Глава первая
История. Люди не придумали ничего более скучного, чем уроки по истории.
Мировые войны, борьба за ресурсы и власть — всё это дела давно минувших дней, и я не понимаю, зачем мне это знать. Человечество победило эти пороки. Об этом говорят так часто, что это уже похоже на белый шум: профилактика, ранняя диагностика, носители выявляются вовремя, общество в безопасности. Говорят с экранов, в школе, в очереди к врачу — заботливо, бесконечно, тем особым голосом, каким объясняют то, что очевидно. Я давно перестал вслушиваться. Но разум сам цеплялся за этот шум.
Единственный плюс от факультатива по истории — это возможность любоваться ей.
Она забавно щурится, потому что луч солнца светит прямо в глаза. Луч отражается от окна в доме напротив. Чтобы достать до тех окон, солнце должно перевалить через нашу крышу — в школе четыре этажа, метров двенадцать, до соседнего дома вдвое больше, и выше нашей крыши для него солнце поднимается только к полудню. Значит, около двенадцати; значит, ещё минут пятнадцать, и бубнёж преподавателя закончится.
Я считаю это неосознанно. Оно считается само.
Яна — первая любовь навсегда. Но не единственная. Чуть меньше, чем Яну, и намного больше, чем историю, я люблю разговаривать с богом. Если бы я сказал так на улице, меня бы записали в религиозные фанатики, а это сейчас почти диагноз. «Математика — это язык, на котором говорит бог», — так когда-то сказала мне мама.
История — обязательный предмет для медика. Смешно, если вдуматься: будущим врачам зачем-то полагается назубок знать даты войн, которых не было на нашем веку. Но это только на первый взгляд не вяжется. Нам ведь всё время повторяют: человечество спасли не пушки, а лаборатория. Значит, медик должен помнить, от чего спас, — иначе как ему беречь то, что добыто. История тут не про прошлое. Она про то, кем мы себя считаем. Вот вся причина, по которой я здесь, а не где-нибудь, где числа важнее прошлого.
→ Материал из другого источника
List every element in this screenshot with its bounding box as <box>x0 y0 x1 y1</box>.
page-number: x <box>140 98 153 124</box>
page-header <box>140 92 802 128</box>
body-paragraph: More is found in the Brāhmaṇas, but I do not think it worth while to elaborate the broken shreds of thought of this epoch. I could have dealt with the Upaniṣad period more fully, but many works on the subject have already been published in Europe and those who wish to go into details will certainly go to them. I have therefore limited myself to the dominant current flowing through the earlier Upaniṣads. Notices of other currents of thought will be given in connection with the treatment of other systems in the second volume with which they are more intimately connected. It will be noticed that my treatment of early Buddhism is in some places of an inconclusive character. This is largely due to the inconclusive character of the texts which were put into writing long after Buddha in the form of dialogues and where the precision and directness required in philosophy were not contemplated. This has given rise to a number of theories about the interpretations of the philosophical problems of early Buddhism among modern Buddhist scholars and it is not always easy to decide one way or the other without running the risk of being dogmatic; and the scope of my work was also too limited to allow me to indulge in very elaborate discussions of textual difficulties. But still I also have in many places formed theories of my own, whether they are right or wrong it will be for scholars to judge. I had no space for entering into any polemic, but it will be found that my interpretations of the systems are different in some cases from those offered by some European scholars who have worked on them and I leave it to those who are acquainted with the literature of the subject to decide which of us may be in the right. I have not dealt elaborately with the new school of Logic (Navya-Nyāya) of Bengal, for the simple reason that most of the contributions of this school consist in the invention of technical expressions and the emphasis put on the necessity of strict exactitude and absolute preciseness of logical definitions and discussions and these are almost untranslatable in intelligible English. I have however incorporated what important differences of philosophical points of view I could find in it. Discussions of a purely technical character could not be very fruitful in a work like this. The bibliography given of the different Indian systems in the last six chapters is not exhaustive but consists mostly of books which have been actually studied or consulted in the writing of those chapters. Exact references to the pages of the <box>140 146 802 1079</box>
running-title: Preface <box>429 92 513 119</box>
Отец сказал — медицина, и я сказал — хорошо. Яна сказала — биоэтика, и я сказал — да будет так. Удобно, когда все твои причины складываются в одну сторону. Можно сделать вид, что выбрал сам.
— Маркевич.
Преподаватель не повышает голос. Ему незачем. В нашем мире никто не повышает голос — это считается чем-то вроде дурного запаха.
— Маркевич, ты с нами?
— Да, тысяча девятьсот тридцать девятый.
— … раз я прошу тебя быть повнимательней на моих уроках.
Кто-то смеётся. Яна немного оборачивается, ровно настолько, чтобы я увидел, что она оборачивается, и не настолько, чтобы это заметил кто-то еще.